Niveau Ce que c'est Exemples concrets Vos obligations
Inacceptable Systèmes manipulateurs ou discriminatoires Notation sociale, reconnaissance biométrique en masse Interdit, point final
Haut risque IA qui prend des décisions importantes sur une personne Scoring RH automatisé, crédit automatique, recrutement Documentation, audit, supervision humaine obligatoire
Risque limité IA qui interagit directement avec des tiers Chatbot client, générateur de contenu visible Mentionner que c'est une IA
Risque minimal IA en coulisse, sans impact direct sur des tiers Filtre anti-spam, suggestion de contenu, analyse de données internes Aucune obligation

Pour un artisan, un commerçant ou un prestataire de services, la quasi-totalité des outils IA du quotidien tombent dans les deux dernières catégories. Un générateur de devis, un outil de relance client, un assistant rédactionnel — risque minimal ou limité.

Seuls deux cas font basculer vers le haut risque : vous utilisez une IA pour décider qui embaucher ou licencier, ou vous accordez du crédit de façon automatisée. Dans ce cas précis, votre éditeur de logiciel doit être conforme — et vous avez l'obligation de le vérifier.

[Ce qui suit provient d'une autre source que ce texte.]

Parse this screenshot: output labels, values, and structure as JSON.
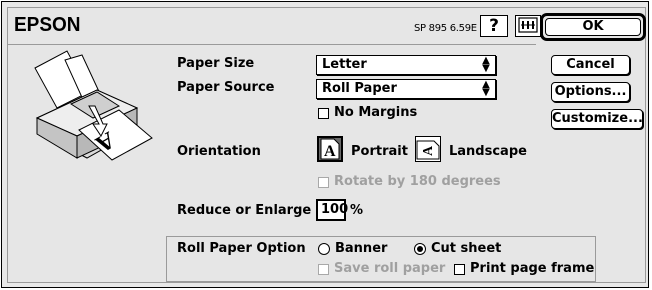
{
  "header": {
    "brand": "EPSON",
    "version": "SP 895 6.59E",
    "help_label": "?"
  },
  "buttons": {
    "ok": "OK",
    "cancel": "Cancel",
    "options": "Options...",
    "customize": "Customize..."
  },
  "paper_size": {
    "label": "Paper Size",
    "value": "Letter"
  },
  "paper_source": {
    "label": "Paper Source",
    "value": "Roll Paper"
  },
  "no_margins": {
    "label": "No Margins",
    "checked": false
  },
  "orientation": {
    "label": "Orientation",
    "portrait_label": "Portrait",
    "landscape_label": "Landscape",
    "selected": "Portrait"
  },
  "rotate": {
    "label": "Rotate by 180 degrees",
    "enabled": false,
    "checked": false
  },
  "reduce_enlarge": {
    "label": "Reduce or Enlarge",
    "value": "100",
    "unit": "%"
  },
  "roll_paper_option": {
    "label": "Roll Paper Option",
    "banner_label": "Banner",
    "cut_sheet_label": "Cut sheet",
    "selected": "Cut sheet",
    "save_roll_label": "Save roll paper",
    "print_frame_label": "Print page frame"
  },
  "colors": {
    "dialog_bg": "#e6e6e6",
    "disabled": "#a0a0a0"
  },
  "icons": [
    "printer-illustration-icon",
    "help-icon",
    "utility-icon",
    "portrait-icon",
    "landscape-icon",
    "popup-arrows-icon"
  ]
}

Ce qui change concrètement pour un artisan ou commerçant

Si vous utilisez l'IA en interne : traitement de vos emails, génération de devis, analyse de vos chiffres, rédaction de courriers. Aucune obligation nouvelle. L'AI Act ne régule pas ce que vous faites en interne — seules les décisions qui impactent des tiers sont concernées.

Si votre IA dialogue avec vos clients ou prospects : chatbot sur votre site, email de réponse automatique, messages de relance. Une seule obligation : informer que c'est une IA. Une phrase dans le pied de page (« Ce message a été assisté par IA ») ou une mention visible sur l'interface suffit amplement. Pas de formulaire, pas d'audit, pas de déclaration.

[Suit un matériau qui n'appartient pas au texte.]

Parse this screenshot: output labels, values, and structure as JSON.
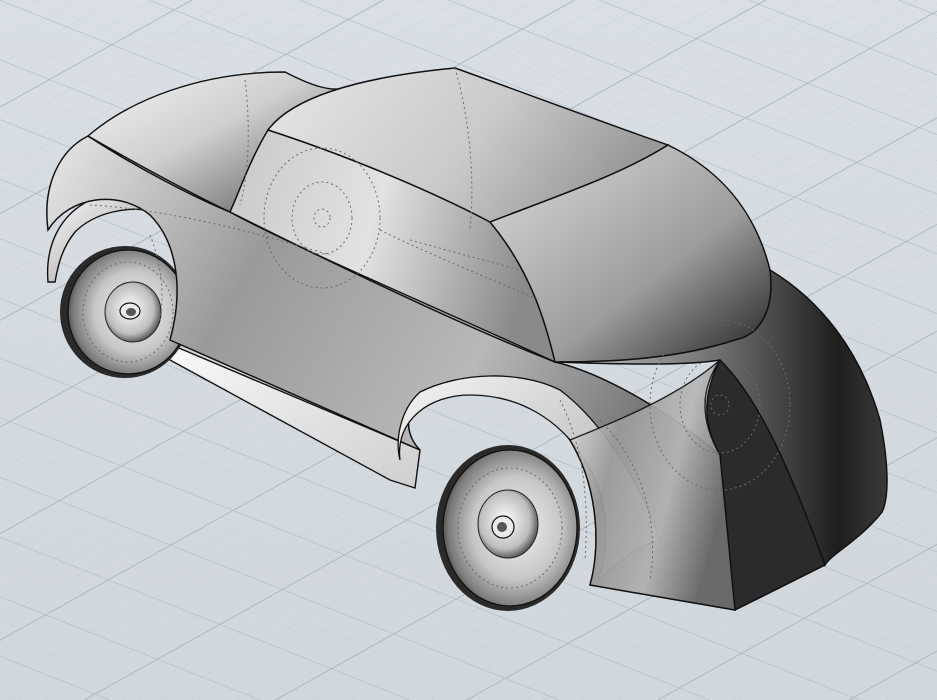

Si vous utilisez un logiciel RH, de scoring ou de crédit automatisé : vérifiez auprès de votre éditeur qu'il est conforme. C'est sa responsabilité première, mais vous restez co-responsable si vous continuez à l'utiliser en sachant qu'il ne l'est pas.

Ce que vous n'avez pas à faire : rédiger une documentation technique, vous enregistrer dans une base européenne, passer un audit externe. Ces obligations s'adressent aux éditeurs et aux grandes entreprises qui développent des systèmes à haut risque.

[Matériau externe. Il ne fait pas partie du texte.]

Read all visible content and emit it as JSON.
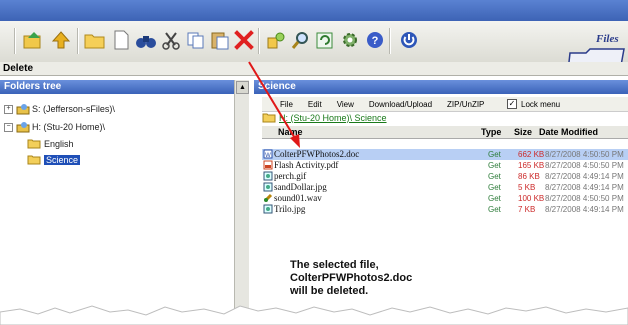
{
  "toolbar": {
    "statusline": "Delete",
    "logo_text": "Files",
    "buttons": [
      {
        "icon": "folder-up-icon"
      },
      {
        "icon": "up-arrow-icon"
      },
      {
        "icon": "new-folder-icon"
      },
      {
        "icon": "new-file-icon"
      },
      {
        "icon": "binoculars-icon"
      },
      {
        "icon": "cut-icon"
      },
      {
        "icon": "copy-icon"
      },
      {
        "icon": "paste-icon"
      },
      {
        "icon": "delete-icon"
      },
      {
        "icon": "properties-icon"
      },
      {
        "icon": "search-icon"
      },
      {
        "icon": "refresh-icon"
      },
      {
        "icon": "settings-icon"
      },
      {
        "icon": "help-icon"
      },
      {
        "icon": "power-icon"
      }
    ]
  },
  "folders_tree": {
    "title": "Folders tree",
    "items": [
      {
        "label": "S: (Jefferson-sFiles)\\",
        "expanded": false
      },
      {
        "label": "H: (Stu-20 Home)\\",
        "expanded": true
      },
      {
        "label": "English"
      },
      {
        "label": "Science",
        "selected": true
      }
    ]
  },
  "file_list": {
    "title": "Science",
    "menu": [
      "File",
      "Edit",
      "View",
      "Download/Upload",
      "ZIP/UnZIP"
    ],
    "lock_menu": "Lock menu",
    "path": "H: (Stu-20 Home)\\ Science",
    "columns": [
      "Name",
      "Type",
      "Size",
      "Date Modified"
    ],
    "rows": [
      {
        "name": "ColterPFWPhotos2.doc",
        "type": "Get",
        "size": "662 KB",
        "date": "8/27/2008 4:50:50 PM",
        "selected": true
      },
      {
        "name": "Flash Activity.pdf",
        "type": "Get",
        "size": "165 KB",
        "date": "8/27/2008 4:50:50 PM"
      },
      {
        "name": "perch.gif",
        "type": "Get",
        "size": "86 KB",
        "date": "8/27/2008 4:49:14 PM"
      },
      {
        "name": "sandDollar.jpg",
        "type": "Get",
        "size": "5 KB",
        "date": "8/27/2008 4:49:14 PM"
      },
      {
        "name": "sound01.wav",
        "type": "Get",
        "size": "100 KB",
        "date": "8/27/2008 4:50:50 PM"
      },
      {
        "name": "Trilo.jpg",
        "type": "Get",
        "size": "7 KB",
        "date": "8/27/2008 4:49:14 PM"
      }
    ]
  },
  "annotation": {
    "line1": "The selected file,",
    "line2": "ColterPFWPhotos2.doc",
    "line3": "will be deleted."
  },
  "colors": {
    "accent": "#3a62b8",
    "delete_red": "#e02020",
    "selection": "#b8cff4"
  }
}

Les agents IA : la supervision humaine, c'est déjà la conformité

Le principe qu'on applique chez Déclic depuis le premier jour — l'agent prépare, l'humain valide — correspond exactement à ce que l'AI Act appelle « supervision humaine effective ». En pratique, voici où se situent les agents déployés chez nos clients :

  • Agent Commercial (qualification des leads, devis personnalisés) : vous validez avant tout envoi. Risque minimal, aucune obligation.
  • Agent Relance (séquence d'emails clients) : une mention de transparence dans la signature. Risque limité, obligation couverte.
  • Agent Reporting (récap hebdo KPIs) : usage interne, aucune décision sur un tiers. Risque minimal.

Ce n'est pas un hasard. Un agent qui envoie sans validation humaine pose aussi un problème légal dès lors que ces messages engagent un tiers. L'humain reste au centre, à chaque étape — pas par précaution, par conception.

Ce que vous devriez faire avant le 2 août

Pas besoin d'une semaine de réflexion. Voici une checklist rapide que vous pouvez boucler en moins d'une heure :

  1. Listez vos outils IA : CRM intelligent, chatbot, générateur de contenu, outil de recrutement, logiciel de crédit ou scoring. Trois lignes dans un tableur suffisent.
  2. Identifiez le niveau de risque : utilisez le tableau ci-dessus. Si vous hésitez, posez la question à votre prestataire — il doit savoir répondre clairement.
  3. Vérifiez la transparence : si un client interagit avec une IA, il doit le savoir. Ajoutez la mention si elle manque.
  4. Gardez la main sur les décisions importantes : aucun outil IA ne devrait décider seul d'une embauche, d'un refus de service ou d'un accord de crédit.

Pour 80 % des TPE, cette checklist ne révèle aucune action urgente. Vous êtes déjà dans les clous. Le plus souvent, il s'agit juste d'ajouter une phrase de transparence quelque part — et c'est fait.